Bias and discrimination creeps in once humans start to make judgments on
things that aren't so clear cut. There is no objective scale for a resume, or
a conference proposal. People use their intuition and judgment to make
decisions about hiring, and speaker selection, and salary offers, and
everything else- and that intuition has been shown to be unconsciously biased
in many studies, including the ones you referenced.

It's probably very frustrating, as a white male (according to the picture on
the article at least), to feel like the deck might be stacked against you in
some way, in some situations, at some companies. It's also very frustrating as
a minority in a field to _know_ that it is, for it to have been shown to be
true both in your own experience and in decades of research.

Solutions are up for debate.
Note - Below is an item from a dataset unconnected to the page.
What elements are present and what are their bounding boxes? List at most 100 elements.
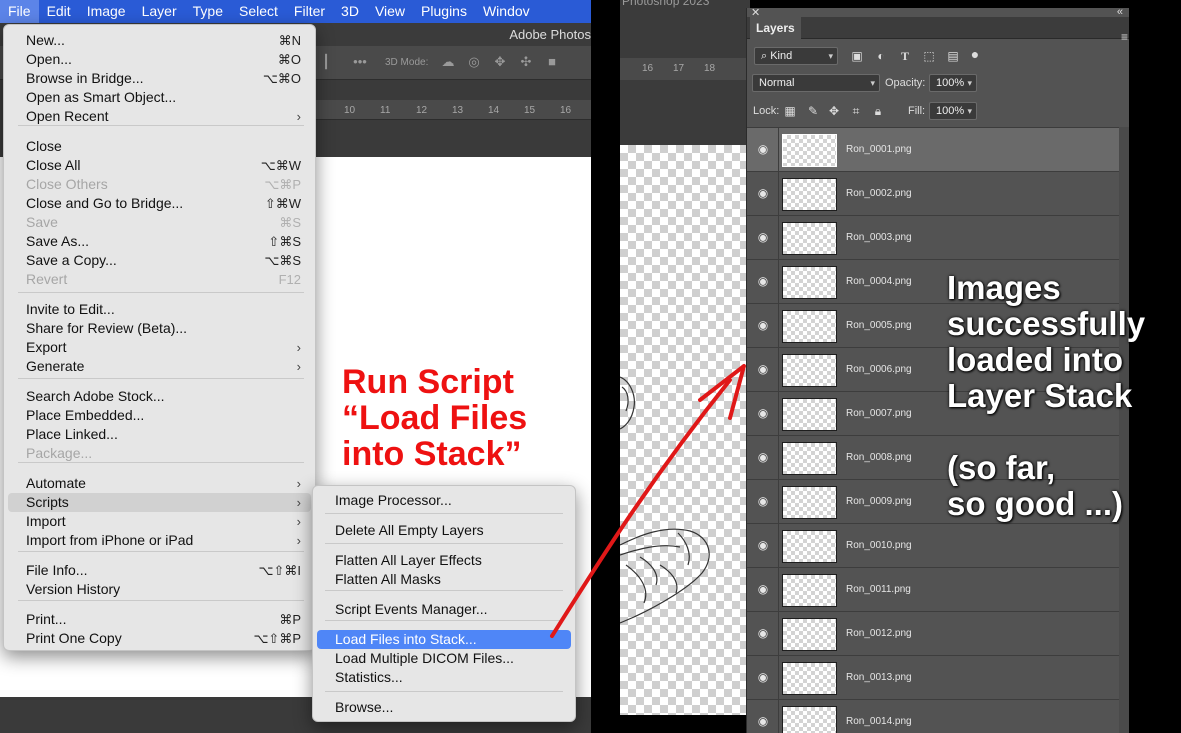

No one has the best answer. What is happening is
an iterative process towards something that is better, that works for more
people, more of the time.

------
barbrastreisand
I can understand your argument here, but the problem is essentially that
almost nobody is fair (as someone else commented here - that based on biases
against cultures they will filter our resumes based on names and such). I also
get that you think that the issue is a matter of foundation - since fewer
women/minorities are learning to be software developers, fewer of them apply.
You're just at the end of the assembly line, not the cause of the problem.

The issue is that while misogyny and racism are no longer institutionally
enforced, they are far from dead. There's still deep seeded biases and
cultural attitudes that are constantly oppressing women and minorities from
succeeding (we can certainly argue how big or small an impact this may be, but
it is very certainly there without a doubt). Trying to address the foundation
(i.e. schooling of children and their upbringing) is a start, it's just not
enough. There needs to be a decelerating force applied at all levels of
society to counter act decades of inertia working against women and
minorities.

Further, my own personal belief is that 'best for the job' is a loose term,
especially in the tech industry. Maybe for something like a fireman that has
strict and narrow requirements it's easy to say "you need to be the best"
through physical endurance tests, but for something as wide as computer
software, best can also be people who are more organized, more loyal to the
company, and especially more diverse (in terms of creative power). I think I
went off on a tangent at the end here, but I hope you understand my main
point, which is - affirmative action may seem very unfair, but it is fair in
the larger picture, and hopefully something that can go away soon.